La polémique provoquée par le film Hors-la-loi de Rachid Bouchareb : des livres pour comprendre

Depuis la mi-avril 2010, la presse française (France 24, Paris Match, Le Point, Le Figaro, Mediapart…), la presse algérienne (El Watan, Le Quotidien d’Oran, L’Expression…) et de nombreux blogs (notamment ici et ) se sont fait l’écho d’une surprenante polémique à propos du film Hors-la-loi de Rachid Bouchareb, présenté dans le cadre de la sélection officielle au Festival de Cannes et qui sera sur les écrans en septembre 2010.

À l’origine de la polémique, la campagne engagée par le député UMP des Alpes-Maritimes Lionnel Luca contre ce film, qu’il n’a pas vu, mais dont il a estimé (dans une déclaration à l’AFP du 22 avril), à la seule lecture de son scénario, qu’il était inspiré par un « esprit négatif et négationniste » et que « Bouchareb est un partisan, […] un irresponsable qui met le feu aux poudres de manière insupportable ». Non sans menacer : « Ça ne va pas se passer comme ça. »

Parmi les principaux reproches formulés par le député (et repris le 29 avril par le député UMP de Béziers, Élie Aboud), la façon dont le film rend compte des terribles massacres perpétrés en Algérie en mai et juin 1945 – au prix de plus de 10 000 morts – par l’armée française et des milices coloniales à Sétif, Guelma, Kherrata et dans plusieurs localités du Nord-Constantinois. Opérées en représailles à l’assassinat de 103 colons européens par des paysans algériens révoltés par la violente répression de la manifestation nationaliste du 8 mai 1945 à Sétif, ces tueries ont longtemps été effacées de l’histoire officielle de la République française.

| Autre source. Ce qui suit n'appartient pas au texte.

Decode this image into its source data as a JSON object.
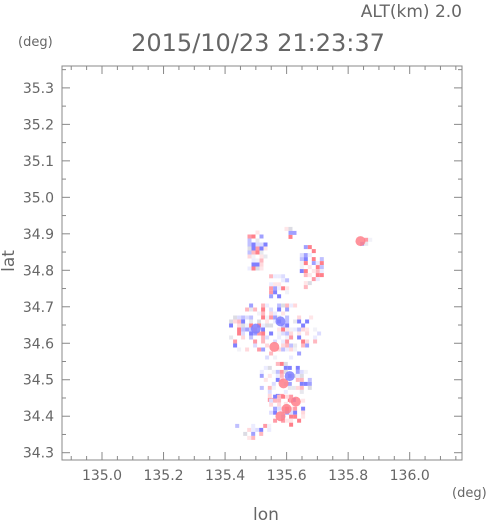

Il a fallu attendre le 27 février 2005 pour que la France reconnaisse, par un discours à Sétif de son ambassadeur en Algérie, Hubert Colin de Verdière, qu’il s’agissait d’une « tragédie inexcusable ». Reconnaissance répétée en avril 2008 par son successeur Bernard Bajolet, qui a évoqué à Guelma ces «  épouvantables massacres » et la « très lourde responsabilité des autorités françaises de l’époque dans ce déchaînement de folie meurtrière », soulignant que ces événements « ont fait insulte aux principes fondateurs de la République française et marqué son histoire d’une tache indélébile » : « Aussi durs que soient les faits, la France n’entend pas, n’entend plus, les occulter. Le temps de la dénégation est terminé. »

Malgré ces déclarations officielles sans ambigüité, il se trouve donc encore aujourd’hui des responsables politiques français, nostalgiques de l’Algérie française, pour tenter de prolonger le « temps de la dénégation ». C’est pourquoi, pour comprendre les enjeux de la polémique déclenchée par le film de Rachid Bouchareb, il faut, 65 ans après les faits, en revenir à leur histoire, que l’on pourra découvrir à travers cinq livres importants que nous avons publiés ces dernières années :

* Yves Benot, Massacres coloniaux. 1944-1950 : la IVe République et la mise au pas des colonies françaises, La Découverte, 1994 (édition de poche : 2001).

* Boucif Mekhaled, Chroniques d’un massacre. 8 mai 1945 : Sétif, Guelma, Kherrata, Syros, 1995.

* Annie Rey-Goldzeiguer, Aux origines de la guerre d’Algérie, 1940-1945. De Mers-El-Kébir aux massacres du Nord-Constantinois, La Découverte, 2001 (édition de poche : 2006).

* Marcel Reggui, Les Massacres de Guelma. Algérie, mai 1945 : une enquête inédite sur la furie des milices coloniales, La Découverte, 2006 (édition de poche : 2008).

* Jean-Pierre Peyroulou, Guelma, 1945. Une subversion française dans l’Algérie coloniale, La Découverte, 2009.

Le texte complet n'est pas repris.